Syria conflict: Geneva peace talks 'best chance' - US
Syrian peace talks planned for January are the "best opportunity" to form a transitional government, US Secretary of State John Kerry has said.
He was speaking shortly after UN Secretary General Ban Ki-moon announced that Syria's government and opposition would meet on 22 January in Geneva.
The UN, US and Russia have been trying for months to get both sides to agree a political solution to the conflict.
But there have been disputes over who should attend the talks in Switzerland.
The Syrian opposition is divided over which groups should represent it in Geneva. But the opposition insists President Bashar al-Assad must resign.
A credible peace conference needs at least four basic elements: a time, a place, a guest list, and a mutually-agreed goal. The UN has now organised the first two elements: the conference will be held on 22 January in this city. But that's the easy part. Working out the rest is much more complicated.
UN Secretary General Ban Ki-moon promises that the Syrian government and the opposition will both come - with the aim of setting up a transitional governing body. But the Syrian government may have little wish to discuss giving up or sharing power while it continues to make military advances inside the country.
And it's not yet clear which elements of the fractured Syrian opposition will choose to attend the conference. Those who come may have little influence over those who stay away.
Lakhdar Brahimi, the UN-Arab League envoy to Syria, has asked the government and the opposition to name their respective delegations by the end of the year. He's warned that the opposition delegation needs to be "credible and as representative as possible". Mr Brahimi also says Iran and Saudi Arabia are "certainly among the possible participants".
At least everyone knows where and when to go.
The government in Damascus says there must be no pre-conditions to any peace talks.
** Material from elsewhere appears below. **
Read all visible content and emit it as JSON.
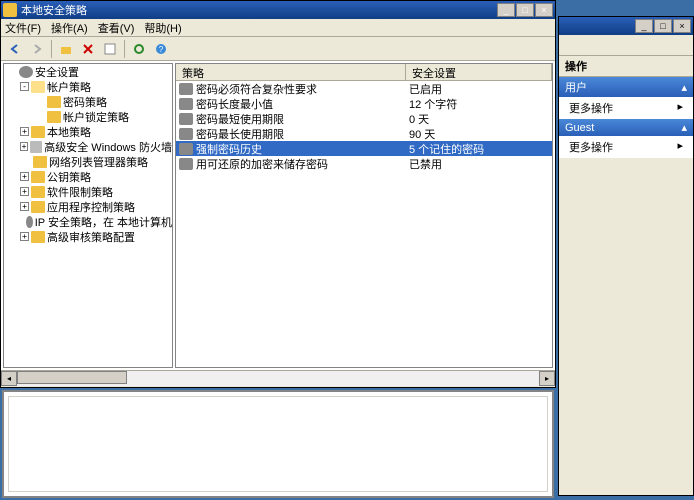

More than 100,000 people have been killed and millions have fled Syria since the unrest against Mr Assad began in 2011, according to UN estimates.'Clear understanding'
On Monday, Mr Kerry said in a statement that the Geneva talks could help end the Syrian conflict.
But he warned: "We are well aware that the obstacles on the road to a political solution are many, and we will enter the Geneva conference on Syria with our eyes wide open."
Mr Kerry added that Washington would "continue to work in concert with the UN and our partners on remaining issues, including which countries will be invited to attend and what the agenda will be".
Earlier on Monday, Mr Ban confirmed that Syria's government and opposition would for the first time attend the peace talks on 22 January.
"The Geneva conference is the vehicle for a peaceful transition that fulfils the legitimate aspirations of all the Syrian people for freedom and dignity," he said.
Mr Ban expected representatives of both sides to come "with a clear understanding" that the goal of the talks was the full implementation of the Geneva Communique, issued after a meeting of the UN-backed Action Group for Syria in the Swiss city in June 2012.
It calls for an immediate cessation of violence and the formation "on the basis of mutual consent" of a transitional government with full executive powers, including over military and security forces, that could include officials serving under Mr Assad and members of the opposition.
Mr Ban also warned all parties that they should also come to Geneva "with a serious intention to end a war that has already left well over 100,000 dead, driven almost nine million from their homes, left countless missing and detained".
"The conflict in Syria has raged for too long. It would be unforgivable not to seize this opportunity to bring an end to the suffering and destruction it has caused."
It was not clear from the statement if Iran would be invited to Geneva, but Mr Ban said he expected "all regional and international partners to demonstrate their meaningful support for constructive negotiations".Damascus clashes
A spokesman for the Supreme Military Council of the Free Syrian Army, Luay Mekdad, told the BBC that the international community had not as yet created the right atmosphere for the Geneva talks to go ahead.
Earlier this month, the main opposition alliance, the National Coalition, agreed to attend what has become known as the "Geneva II" conference if a number of conditions were met.
Relief agencies would have to be given access to besieged areas and all detainees, particularly women and children, had to be freed, it said. The coalition's leader, Ahmed Jarba, also stressed that the president would "have no role in the transitional period".
The government has said it will "in principle" attend the conference.
However, it has also said it will not negotiate with "terrorists", while dismissing almost all those who oppose it as such. It has also insisted repeatedly that any political solution will not involve Mr Assad's departure.
The BBC's Jim Muir in Beirut says Mr Assad is feeling in a stronger position than he has for a long time and shows no intention of giving up.
In the past month, several towns around Damascus and the second city of Aleppo have been recaptured by soldiers reportedly backed by pro-government militiamen, members of the Lebanese Shia Islamist movement Hezbollah and Iranian Revolutionary Guards.
On Monday, there were reports of heavy casualties on both sides from clashes between government forces and rebels outside Damascus.